Solution: Throughout the discovery phase, this is the content that has the most impact:
Research white papers
Diagnostic assessments
Success stories
Bullish on Benchmarks
Because most CFOs are responsible for driving competitive advantage in their own company, they need to understand how they compare to other companies.
Solution: Provide diagnostic content that helps CFOs confirm strategies, identify issues, set priorities and address the most pressing opportunities. For instance, CFOs like to quantify how their financials compare to their peers using things such as key performance indicators (KPIs) and capability / maturity comparisons.
Expectations for Economics
Financial executives are keen on doing more with less – tasked to grow the business under tough economic conditions while cutting costs. According to recent IDC surveys, B2B purchase decisions are now driven by how well the buyer thinks the solution can help enable business growth (30%), improve profitability (25%) and reduce costs (22%). “Show me the money” is the CFO mantra.
Solution: IDC surveys show more than 90% of corporations require quantifiable proof of bottom-line benefits on most projects. CFOs are always seeking content to help them understand the benefits and bottom-line impact of proposed solutions, especially in the middle part of the sales cycle. And over 81% expect the vendor to develop and deliver the business case for proposed solutions.
Conscious of Cost
Decision makers know there are usually several options to help them solve a given problem. In today’s budget-constrained environment, they are often looking for the lowest cost and lowest risk solution. Sales and marketing teams can work hard to make the case for change, but sometimes fail to prove that the vendor’s specific solution represents a better value than those of their competitors.
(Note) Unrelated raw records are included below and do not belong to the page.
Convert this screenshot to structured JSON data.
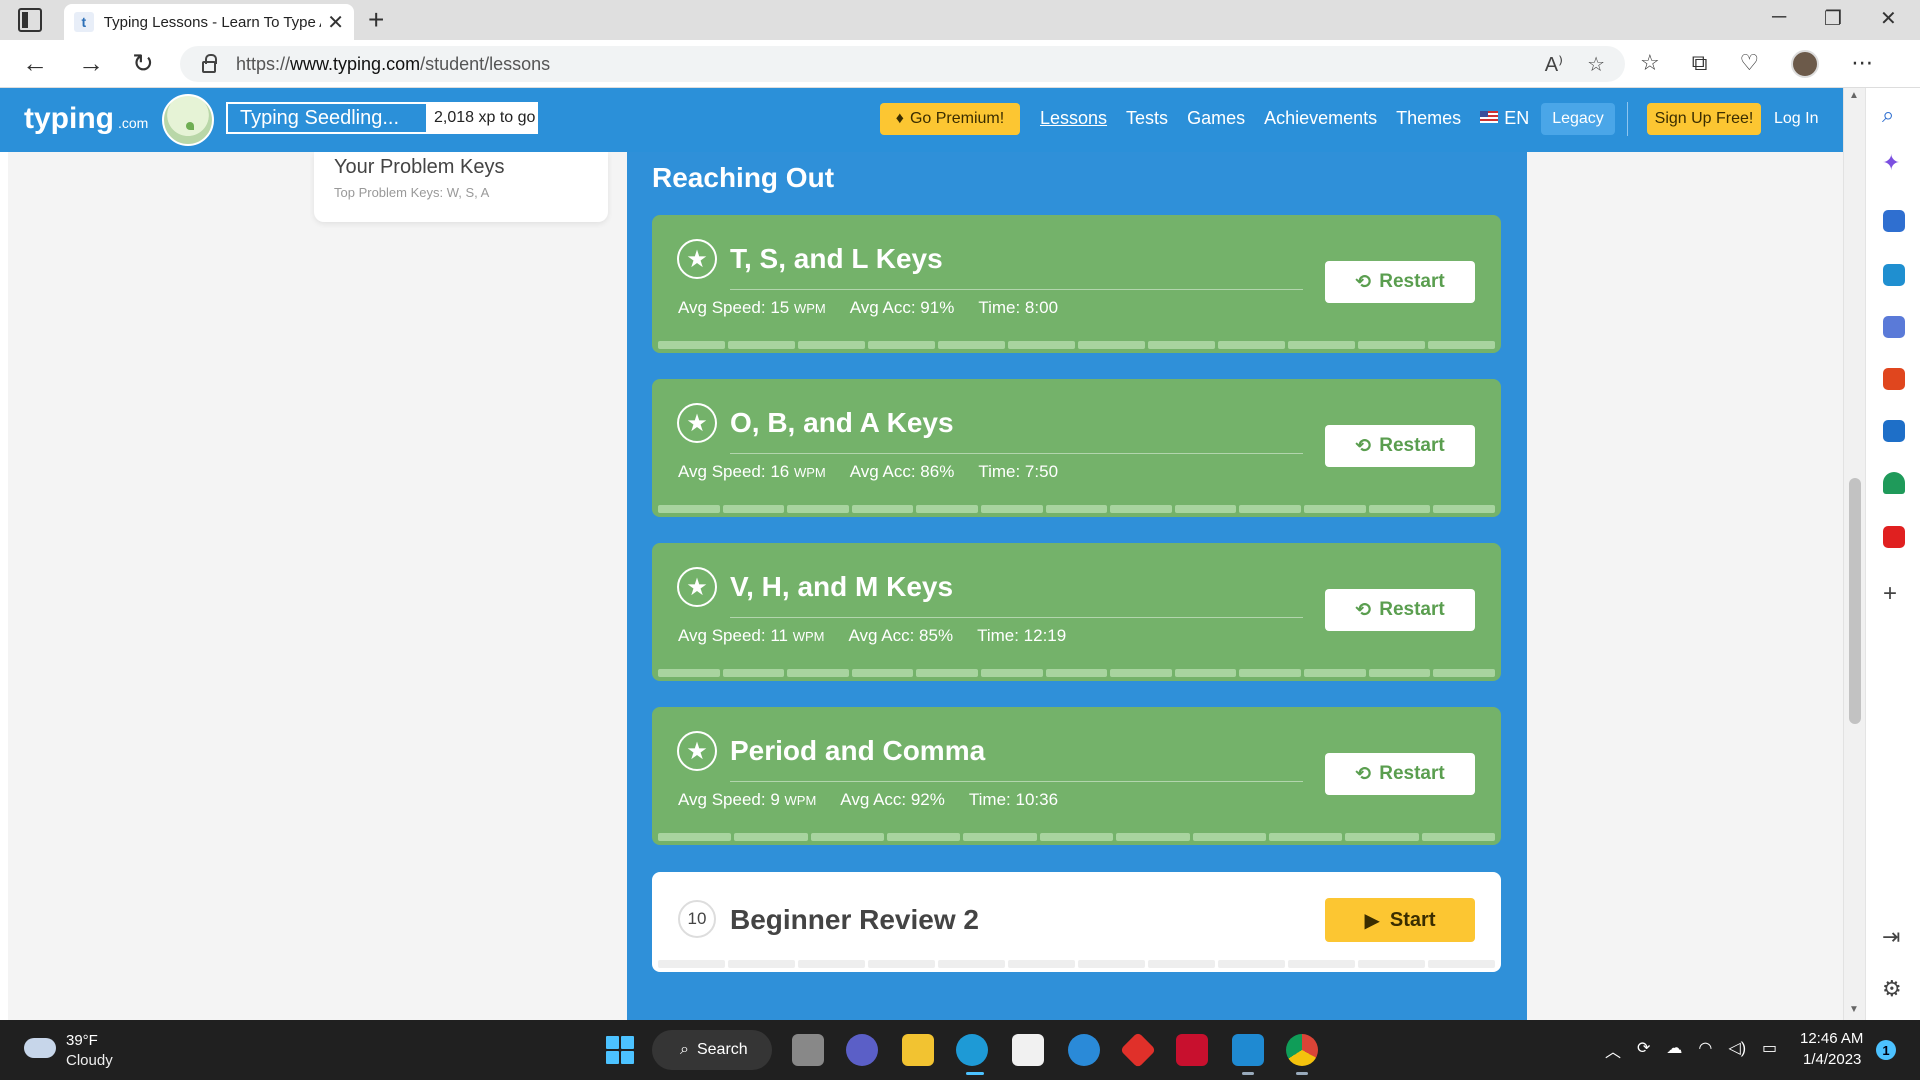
{
  "browser": {
    "tab_title": "Typing Lessons - Learn To Type A",
    "tab_favicon": "t",
    "url_prefix": "https://",
    "url_host": "www.typing.com",
    "url_path": "/student/lessons"
  },
  "site": {
    "logo": "typing",
    "logo_suffix": ".com",
    "level_name": "Typing Seedling...",
    "level_xp": "2,018 xp to go",
    "premium_label": "Go Premium!",
    "nav": [
      "Lessons",
      "Tests",
      "Games",
      "Achievements",
      "Themes",
      "EN"
    ],
    "legacy_label": "Legacy",
    "signup_label": "Sign Up Free!",
    "login_label": "Log In"
  },
  "problem_keys": {
    "title": "Your Problem Keys",
    "subtitle": "Top Problem Keys: W, S, A"
  },
  "section_title": "Reaching Out",
  "lessons": [
    {
      "title": "T, S, and L Keys",
      "speed_label": "Avg Speed: 15",
      "unit": "WPM",
      "acc": "Avg Acc: 91%",
      "time": "Time: 8:00",
      "button": "Restart"
    },
    {
      "title": "O, B, and A Keys",
      "speed_label": "Avg Speed: 16",
      "unit": "WPM",
      "acc": "Avg Acc: 86%",
      "time": "Time: 7:50",
      "button": "Restart"
    },
    {
      "title": "V, H, and M Keys",
      "speed_label": "Avg Speed: 11",
      "unit": "WPM",
      "acc": "Avg Acc: 85%",
      "time": "Time: 12:19",
      "button": "Restart"
    },
    {
      "title": "Period and Comma",
      "speed_label": "Avg Speed: 9",
      "unit": "WPM",
      "acc": "Avg Acc: 92%",
      "time": "Time: 10:36",
      "button": "Restart"
    }
  ],
  "review": {
    "number": "10",
    "title": "Beginner Review 2",
    "button": "Start"
  },
  "taskbar": {
    "temp": "39°F",
    "weather": "Cloudy",
    "search": "Search",
    "time": "12:46 AM",
    "date": "1/4/2023",
    "notifications": "1"
  },
  "colors": {
    "site_blue": "#2b90d9",
    "lesson_green": "#74b26a",
    "accent_yellow": "#fcc632"
  }
}
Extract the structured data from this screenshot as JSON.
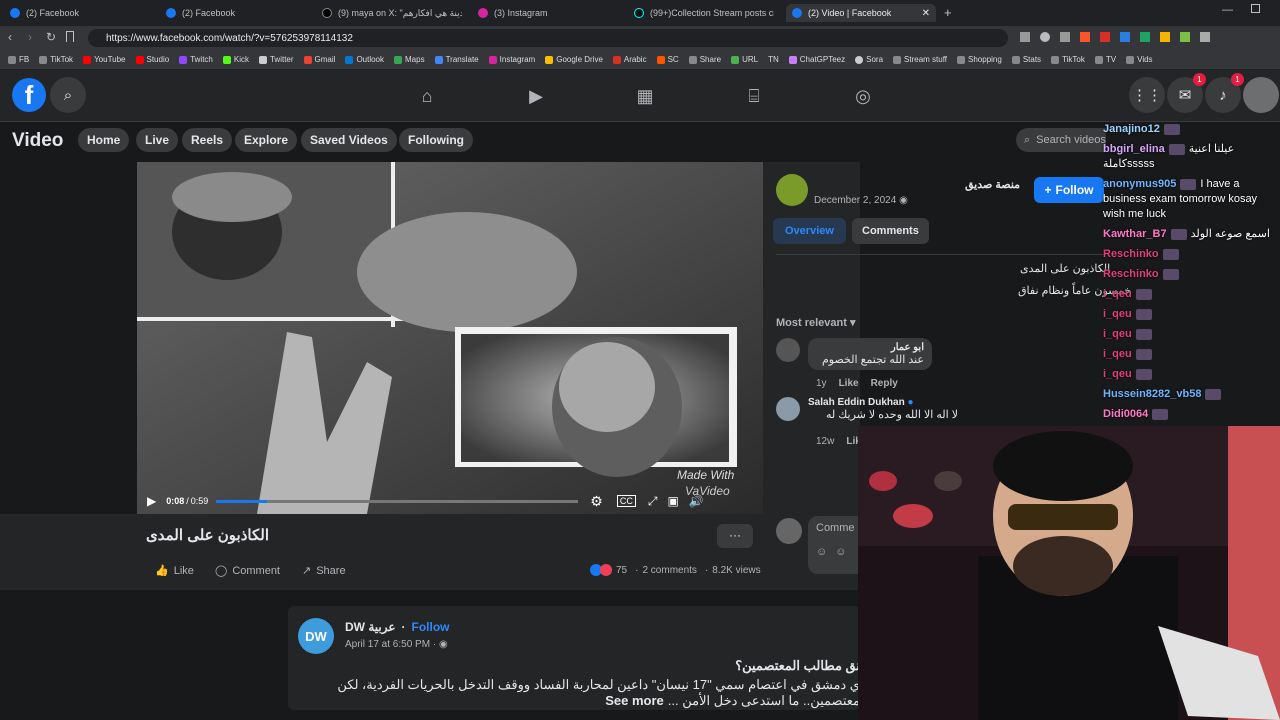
{
  "tabs": [
    {
      "label": "(2) Facebook"
    },
    {
      "label": "(2) Facebook"
    },
    {
      "label": "(9) maya on X: \"بن المدينة هي افكارهم"
    },
    {
      "label": "(3) Instagram"
    },
    {
      "label": "(99+)Collection Stream posts created"
    },
    {
      "label": "(2) Video | Facebook"
    }
  ],
  "url": "https://www.facebook.com/watch/?v=576253978114132",
  "bookmarks": [
    "FB",
    "TikTok",
    "YouTube",
    "Studio",
    "Twitch",
    "Kick",
    "Twitter",
    "Gmail",
    "Outlook",
    "Maps",
    "Translate",
    "Instagram",
    "Google Drive",
    "Arabic",
    "SC",
    "Share",
    "URL",
    "TN",
    "ChatGPTeez",
    "Sora",
    "Stream stuff",
    "Shopping",
    "Stats",
    "TikTok",
    "TV",
    "Vids"
  ],
  "fb": {
    "logo": "f",
    "nav_badge_messenger": "1",
    "nav_badge_notifications": "1"
  },
  "subnav": {
    "title": "Video",
    "items": [
      "Home",
      "Live",
      "Reels",
      "Explore",
      "Saved Videos",
      "Following"
    ],
    "search_placeholder": "Search videos"
  },
  "video": {
    "time_current": "0:08",
    "time_total": "0:59",
    "progress": 0.14,
    "watermark": "Made With",
    "watermark2": "VaVideo"
  },
  "post": {
    "title": "الكاذبون على المدى",
    "like": "Like",
    "comment": "Comment",
    "share": "Share",
    "reactions": "75",
    "comments": "2 comments",
    "views": "8.2K views",
    "more": "···"
  },
  "side": {
    "page_name": "منصة صديق",
    "follow": "Follow",
    "date": "December 2, 2024",
    "tab_overview": "Overview",
    "tab_comments": "Comments",
    "desc_line1": "الكاذبون على المدى",
    "desc_line2": "خمسون عاماً ونظام نفاق",
    "sort": "Most relevant",
    "c1_author": "ابو عمار",
    "c1_text": "عند الله تجتمع الخصوم",
    "c1_age": "1y",
    "c1_like": "Like",
    "c1_reply": "Reply",
    "c2_author": "Salah Eddin Dukhan",
    "c2_text": "لا اله الا الله وحده لا شريك له",
    "c2_age": "12w",
    "c2_like": "Lik",
    "comment_placeholder": "Comme"
  },
  "feed2": {
    "page": "DW عربية",
    "follow": "Follow",
    "date": "April 17 at 6:50 PM",
    "line1": "نق مطالب المعتصمين؟",
    "line2": "ي دمشق في اعتصام سمي \"17 نيسان\" داعين لمحاربة الفساد ووقف التدخل بالحريات الفردية، لكن",
    "line3": "معتصمين.. ما استدعى دخل الأمن ...",
    "see_more": "See more"
  },
  "chat": [
    {
      "user": "Janajino12",
      "msg": "",
      "color": "#9ad3ff"
    },
    {
      "user": "bbgirl_elina",
      "msg": "عيلنا اعنية كاملةsssss",
      "color": "#d6a5ff"
    },
    {
      "user": "anonymus905",
      "msg": "I have a business exam tomorrow kosay wish me luck",
      "color": "#6fb4ff"
    },
    {
      "user": "Kawthar_B7",
      "msg": "اسمع صوعه الولد",
      "color": "#ff7ac6"
    },
    {
      "user": "Reschinko",
      "msg": "",
      "color": "#e0407a"
    },
    {
      "user": "Reschinko",
      "msg": "",
      "color": "#e0407a"
    },
    {
      "user": "i_qeu",
      "msg": "",
      "color": "#e0407a"
    },
    {
      "user": "i_qeu",
      "msg": "",
      "color": "#e0407a"
    },
    {
      "user": "i_qeu",
      "msg": "",
      "color": "#e0407a"
    },
    {
      "user": "i_qeu",
      "msg": "",
      "color": "#e0407a"
    },
    {
      "user": "i_qeu",
      "msg": "",
      "color": "#e0407a"
    },
    {
      "user": "Hussein8282_vb58",
      "msg": "",
      "color": "#6fb4ff"
    },
    {
      "user": "Didi0064",
      "msg": "",
      "color": "#ff7ac6"
    }
  ],
  "colors": {
    "accent": "#1877f2",
    "bg": "#18191a",
    "panel": "#242526"
  }
}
Solution: Later in the buying lifecycle, content to help financial executives quantify the lower total cost of ownership, better value, lower risk and other competitive advantages of your solution versus that of others is essential for final approval.
Prime on Personalization
CFOs now have double or triple the responsibility, and less time than ever to get it right. Anything you can do to save them time and cut through the information overload will be rewarded. Carpet bombing CFOs with generic white papers, collateral and presentations won’t cut through the noise.
Solution: According to research by MarketingSherpa and KnowledgeStorm, content is more valuable when customized for industry (82% more effective), role/job function (67%), company size (49%) and geography (29%). Understanding the CFO’s profile and stage in the buying lifecycle to provide one-to-one personalized communications, collateral and insights can help these busy executives save time, and more quickly understand how your solution can help drive bottom-line improvements.
The Bottom Line
Financial executives are different than other stakeholders because their added responsibilities require them to rely on content marketing to deliver more insights, more diagnostics, more economic information and more personalized content. With CFOs firmly in control, buying decisions will be more focused than ever on economics, requiring new levels of financial due diligence on each purchase decision.
Marketers who understand these changes and provide the right content at the right time to help the unique CFO decision-making process will be the winners in 2011 and in the years to come.